The Herald pressed Mr Matheson several times for details as he headed away towards the entrance to the ministerial corridor, asking the cabinet minister what parliamentary and/or constituency work he was doing in Morocco. But answers came there none.

Later in the day journalists once again tried to get a fuller explanation for the costs.

One reporter asked him if the device that incurred the £11,000 data roaming bill abroad was used to stream any entertainment.

"Look," he replied. "I've already made a statement, all right, ok?"

Mr Matheson obviously made a mistake and has tonight, belatedly, promised to pay the bill out of his own pocket.

He along with all MSPs were told by the Scottish Parliament in February 2022 that they needed to switch their Sim card to a new provider "so the appropriate roaming package could be applied".

The Holyrood authorities say all MSPs were emailed about the requirement to change their Sim cards from EE to Vodafone and that their records show Mr Matheson was included in this list.

Parliament also says Mr Matheson's mobile phone Sim was successfully switched to Vodaphone during the migration process. It is unclear if Mr Matheson was then reminded personally that he needed also to switch his iPad but Holyrood authorities say it is "highly likely" he would have been.

But Mr Matheson, for whatever reason, did not switch his Sim iPad and instead racked up an bill of such size it's understood to be unprecedented in Holyrood.

The problem for Mr Matheson, the SNP MSP for Falkirk West, is that his mistake is now being compounded by his response and attitude to the situation.

While he's now decided to pay the bill, his statement announcing that he would do so, showed no signs of contrition.

Until he faced intense pressure and a mounting public outcry, he seemed content for the tab to be picked up by the taxpayer.

He's also struck a rather unfortunate high handed manner towards the matter, dismissing reasonable questions from journalists.

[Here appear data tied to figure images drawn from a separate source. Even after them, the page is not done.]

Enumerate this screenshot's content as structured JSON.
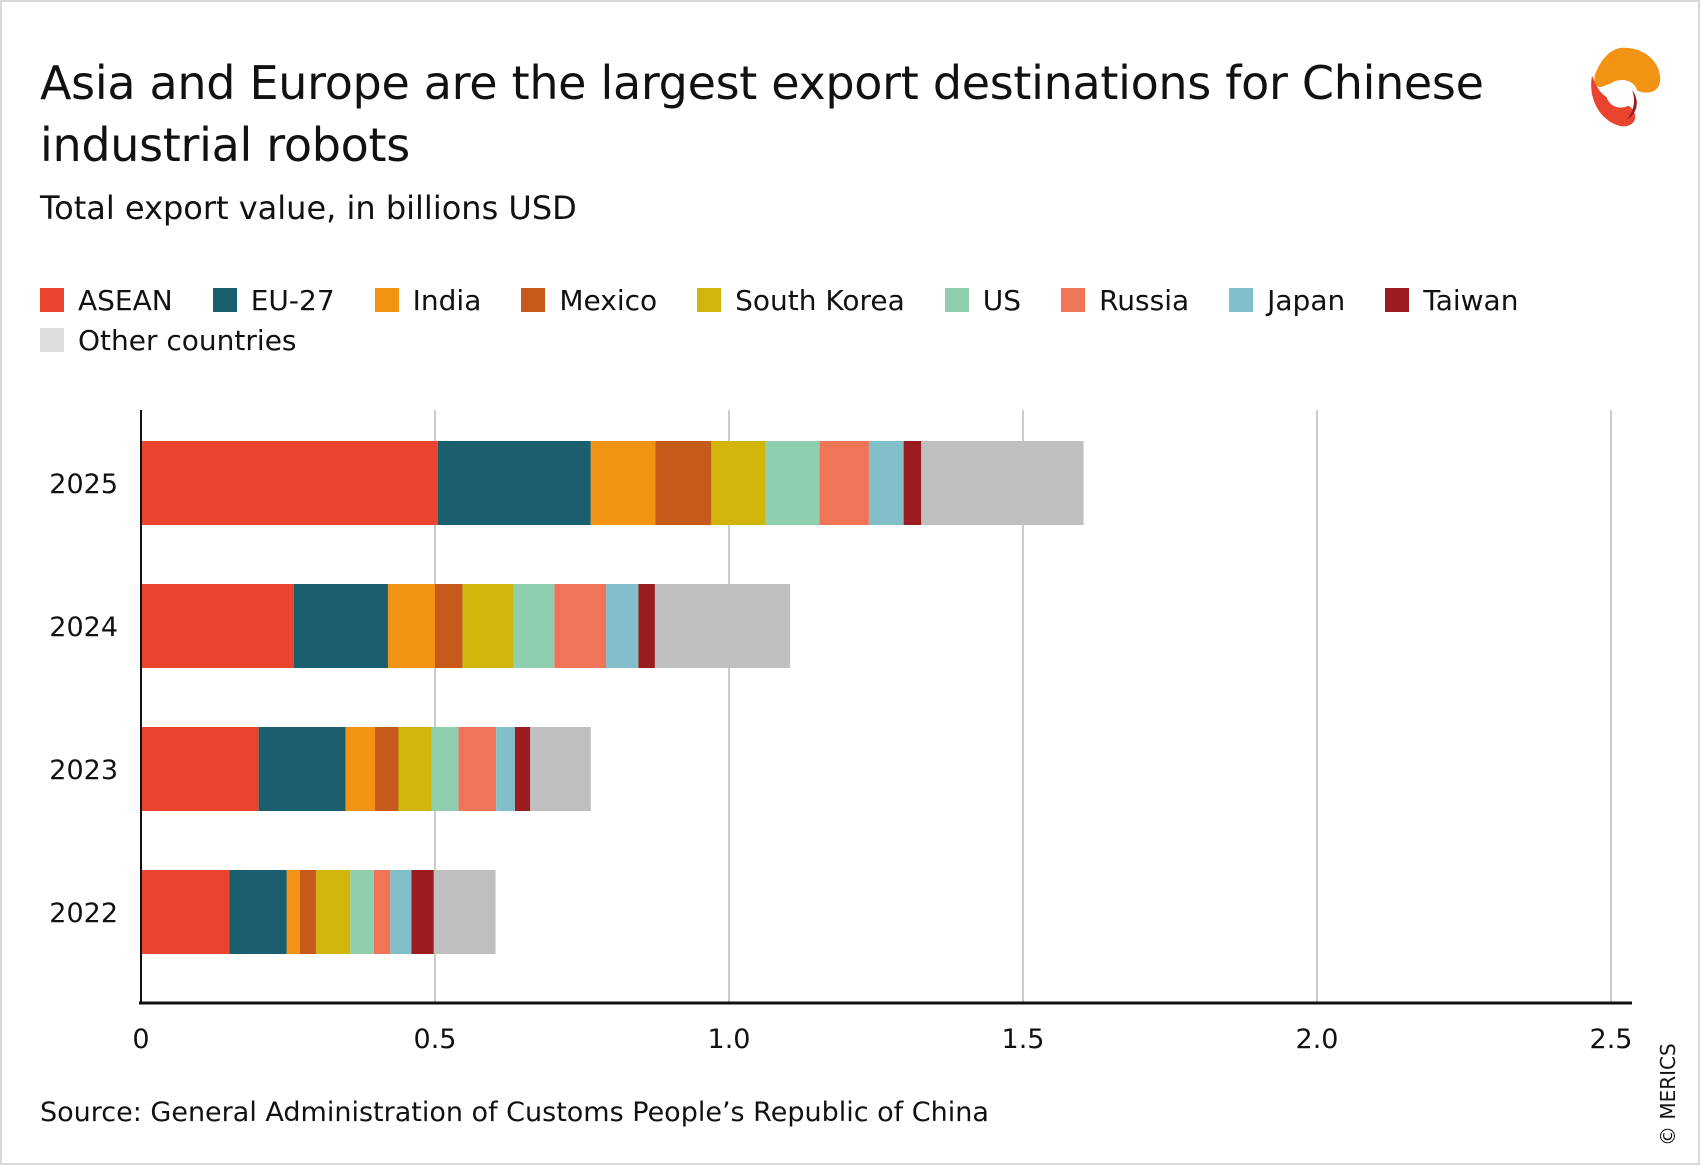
{
  "title": "Asia and Europe are the largest export destinations for Chinese industrial robots",
  "subtitle": "Total export value, in billions USD",
  "source": "Source: General Administration of Customs People’s Republic of China",
  "copyright": "© MERICS",
  "legend": [
    {
      "label": "ASEAN",
      "color": "#e8442e"
    },
    {
      "label": "EU-27",
      "color": "#1b5f6e"
    },
    {
      "label": "India",
      "color": "#f39313"
    },
    {
      "label": "Mexico",
      "color": "#c55a1b"
    },
    {
      "label": "South Korea",
      "color": "#d1b50a"
    },
    {
      "label": "US",
      "color": "#8fcfaf"
    },
    {
      "label": "Russia",
      "color": "#ef7559"
    },
    {
      "label": "Japan",
      "color": "#82bfcb"
    },
    {
      "label": "Taiwan",
      "color": "#9b1c1f"
    },
    {
      "label": "Other countries",
      "color": "#dcdcdc"
    }
  ],
  "chart_data": {
    "type": "bar",
    "orientation": "horizontal",
    "stacked": true,
    "title": "Asia and Europe are the largest export destinations for Chinese industrial robots",
    "subtitle": "Total export value, in billions USD",
    "categories": [
      "2025",
      "2024",
      "2023",
      "2022"
    ],
    "x_ticks": [
      "0",
      "0.5",
      "1.0",
      "1.5",
      "2.0",
      "2.5"
    ],
    "xlim": [
      0,
      2.5
    ],
    "grid": true,
    "legend_position": "top",
    "series": [
      {
        "name": "ASEAN",
        "color": "#e8442e",
        "values": [
          0.505,
          0.26,
          0.2,
          0.15
        ]
      },
      {
        "name": "EU-27",
        "color": "#1b5f6e",
        "values": [
          0.26,
          0.16,
          0.148,
          0.098
        ]
      },
      {
        "name": "India",
        "color": "#f39313",
        "values": [
          0.11,
          0.08,
          0.05,
          0.022
        ]
      },
      {
        "name": "Mexico",
        "color": "#c55a1b",
        "values": [
          0.095,
          0.047,
          0.04,
          0.028
        ]
      },
      {
        "name": "South Korea",
        "color": "#d1b50a",
        "values": [
          0.092,
          0.087,
          0.056,
          0.058
        ]
      },
      {
        "name": "US",
        "color": "#8fcfaf",
        "values": [
          0.092,
          0.069,
          0.046,
          0.04
        ]
      },
      {
        "name": "Russia",
        "color": "#ef7559",
        "values": [
          0.084,
          0.088,
          0.064,
          0.028
        ]
      },
      {
        "name": "Japan",
        "color": "#82bfcb",
        "values": [
          0.059,
          0.055,
          0.032,
          0.036
        ]
      },
      {
        "name": "Taiwan",
        "color": "#9b1c1f",
        "values": [
          0.03,
          0.028,
          0.026,
          0.038
        ]
      },
      {
        "name": "Other countries",
        "color": "#c0bfbf",
        "values": [
          0.276,
          0.23,
          0.103,
          0.105
        ]
      }
    ]
  }
}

 The danger for Mr Matheson and to the SNP is that the episode has cut through with voters.

Many employees will have shuddered to think of the disciplinary action that would have been taken against them if they had made such a mistake in their own working lives. 

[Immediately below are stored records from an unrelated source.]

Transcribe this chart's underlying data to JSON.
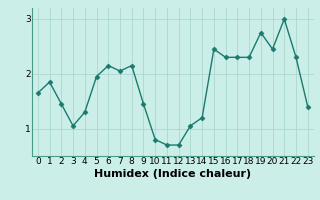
{
  "x": [
    0,
    1,
    2,
    3,
    4,
    5,
    6,
    7,
    8,
    9,
    10,
    11,
    12,
    13,
    14,
    15,
    16,
    17,
    18,
    19,
    20,
    21,
    22,
    23
  ],
  "y": [
    1.65,
    1.85,
    1.45,
    1.05,
    1.3,
    1.95,
    2.15,
    2.05,
    2.15,
    1.45,
    0.8,
    0.7,
    0.7,
    1.05,
    1.2,
    2.45,
    2.3,
    2.3,
    2.3,
    2.75,
    2.45,
    3.0,
    2.3,
    1.4
  ],
  "xlabel": "Humidex (Indice chaleur)",
  "yticks": [
    1,
    2,
    3
  ],
  "ylim": [
    0.5,
    3.2
  ],
  "xlim": [
    -0.5,
    23.5
  ],
  "line_color": "#1a7a6e",
  "bg_color": "#cceee8",
  "grid_color": "#aad8d0",
  "marker": "D",
  "markersize": 2.5,
  "linewidth": 1.0,
  "xlabel_fontsize": 8,
  "tick_fontsize": 6.5
}
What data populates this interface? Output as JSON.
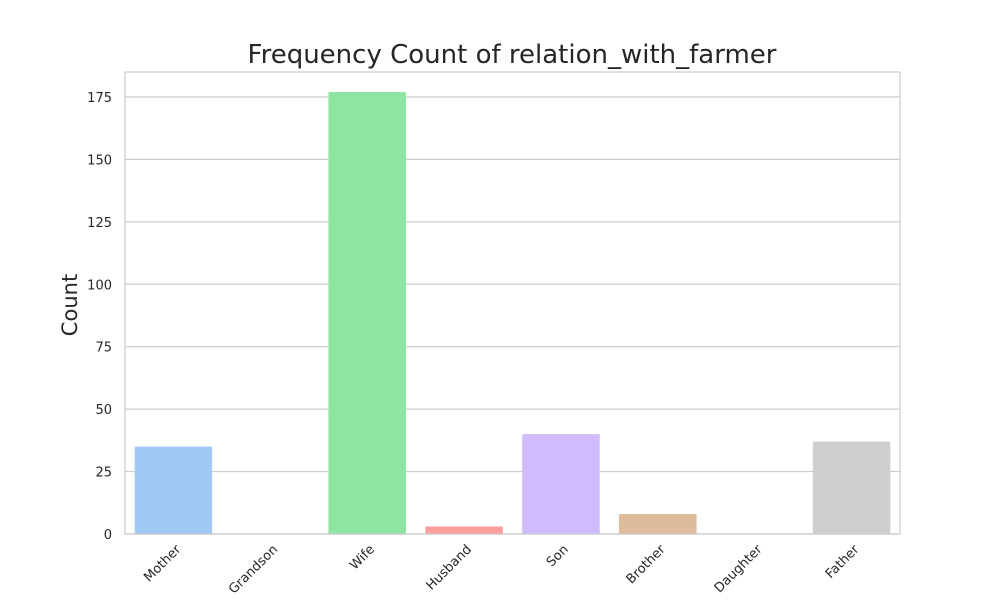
{
  "chart_data": {
    "type": "bar",
    "title": "Frequency Count of relation_with_farmer",
    "xlabel": "",
    "ylabel": "Count",
    "categories": [
      "Mother",
      "Grandson",
      "Wife",
      "Husband",
      "Son",
      "Brother",
      "Daughter",
      "Father"
    ],
    "values": [
      35,
      0,
      177,
      3,
      40,
      8,
      0,
      37
    ],
    "colors": [
      "#a1c9f4",
      "#ffb482",
      "#8de5a1",
      "#ff9f9b",
      "#d0bbff",
      "#debb9b",
      "#fab0e4",
      "#cfcfcf"
    ],
    "ylim": [
      0,
      185
    ],
    "yticks": [
      0,
      25,
      50,
      75,
      100,
      125,
      150,
      175
    ],
    "grid": true,
    "grid_color": "#cccccc",
    "frame_color": "#cccccc"
  }
}
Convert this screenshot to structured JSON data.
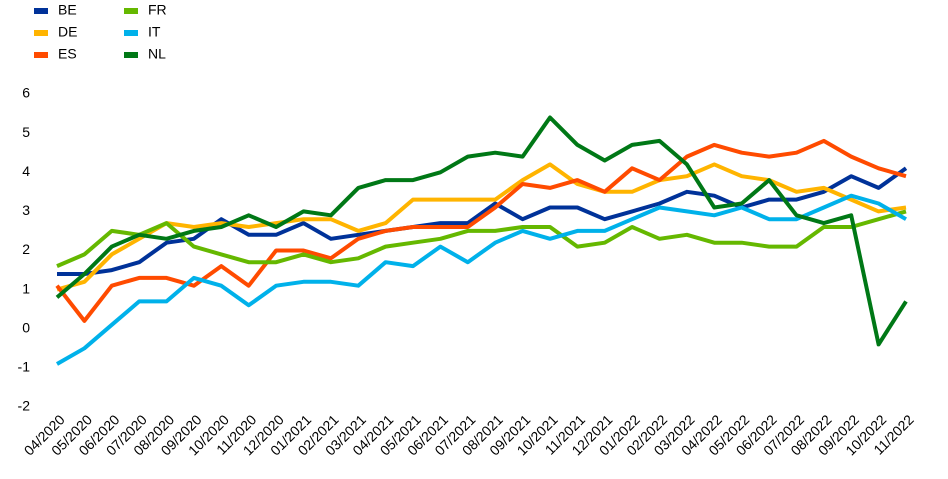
{
  "chart_data": {
    "type": "line",
    "categories": [
      "04/2020",
      "05/2020",
      "06/2020",
      "07/2020",
      "08/2020",
      "09/2020",
      "10/2020",
      "11/2020",
      "12/2020",
      "01/2021",
      "02/2021",
      "03/2021",
      "04/2021",
      "05/2021",
      "06/2021",
      "07/2021",
      "08/2021",
      "09/2021",
      "10/2021",
      "11/2021",
      "12/2021",
      "01/2022",
      "02/2022",
      "03/2022",
      "04/2022",
      "05/2022",
      "06/2022",
      "07/2022",
      "08/2022",
      "09/2022",
      "10/2022",
      "11/2022"
    ],
    "series": [
      {
        "name": "BE",
        "color": "#003299",
        "values": [
          1.4,
          1.4,
          1.5,
          1.7,
          2.2,
          2.3,
          2.8,
          2.4,
          2.4,
          2.7,
          2.3,
          2.4,
          2.5,
          2.6,
          2.7,
          2.7,
          3.2,
          2.8,
          3.1,
          3.1,
          2.8,
          3.0,
          3.2,
          3.5,
          3.4,
          3.1,
          3.3,
          3.3,
          3.5,
          3.9,
          3.6,
          4.1
        ]
      },
      {
        "name": "DE",
        "color": "#ffb400",
        "values": [
          1.0,
          1.2,
          1.9,
          2.3,
          2.7,
          2.6,
          2.7,
          2.6,
          2.7,
          2.8,
          2.8,
          2.5,
          2.7,
          3.3,
          3.3,
          3.3,
          3.3,
          3.8,
          4.2,
          3.7,
          3.5,
          3.5,
          3.8,
          3.9,
          4.2,
          3.9,
          3.8,
          3.5,
          3.6,
          3.3,
          3.0,
          3.1
        ]
      },
      {
        "name": "ES",
        "color": "#ff4b00",
        "values": [
          1.1,
          0.2,
          1.1,
          1.3,
          1.3,
          1.1,
          1.6,
          1.1,
          2.0,
          2.0,
          1.8,
          2.3,
          2.5,
          2.6,
          2.6,
          2.6,
          3.1,
          3.7,
          3.6,
          3.8,
          3.5,
          4.1,
          3.8,
          4.4,
          4.7,
          4.5,
          4.4,
          4.5,
          4.8,
          4.4,
          4.1,
          3.9
        ]
      },
      {
        "name": "FR",
        "color": "#65b800",
        "values": [
          1.6,
          1.9,
          2.5,
          2.4,
          2.7,
          2.1,
          1.9,
          1.7,
          1.7,
          1.9,
          1.7,
          1.8,
          2.1,
          2.2,
          2.3,
          2.5,
          2.5,
          2.6,
          2.6,
          2.1,
          2.2,
          2.6,
          2.3,
          2.4,
          2.2,
          2.2,
          2.1,
          2.1,
          2.6,
          2.6,
          2.8,
          3.0
        ]
      },
      {
        "name": "IT",
        "color": "#00b1ea",
        "values": [
          -0.9,
          -0.5,
          0.1,
          0.7,
          0.7,
          1.3,
          1.1,
          0.6,
          1.1,
          1.2,
          1.2,
          1.1,
          1.7,
          1.6,
          2.1,
          1.7,
          2.2,
          2.5,
          2.3,
          2.5,
          2.5,
          2.8,
          3.1,
          3.0,
          2.9,
          3.1,
          2.8,
          2.8,
          3.1,
          3.4,
          3.2,
          2.8
        ]
      },
      {
        "name": "NL",
        "color": "#007816",
        "values": [
          0.8,
          1.4,
          2.1,
          2.4,
          2.3,
          2.5,
          2.6,
          2.9,
          2.6,
          3.0,
          2.9,
          3.6,
          3.8,
          3.8,
          4.0,
          4.4,
          4.5,
          4.4,
          5.4,
          4.7,
          4.3,
          4.7,
          4.8,
          4.2,
          3.1,
          3.2,
          3.8,
          2.9,
          2.7,
          2.9,
          -0.4,
          0.7
        ]
      }
    ],
    "ylim": [
      -2,
      6
    ],
    "yticks": [
      -2,
      -1,
      0,
      1,
      2,
      3,
      4,
      5,
      6
    ],
    "grid": false
  }
}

And there has been the issue of fairness. Voters really don't like politicians being seen to be judged by a lower standard than everyone else, as we've seen with various goings on at Westminster, most strikingly the Partygate scandal.

Opposition politicians will continue to seize on the matter with the Conservatives tonight urging Mr Matheson to make a statement to Parliament next week to explain the full details.

With the NHS heading into winter and with reducing waiting lists for hospital treatment a key priority for government, First Minister Humza Yousaf is highly unlikely to remove his health secretary at the present time.

But nonetheless Mr Matheson's embarrassing mistake is rather uncomfortable for Mr Yousaf, and along with the ongoing row over the release of Covid Whatsapp messages adds to a perception of ministers not wishing to be fully open and transparent with the public.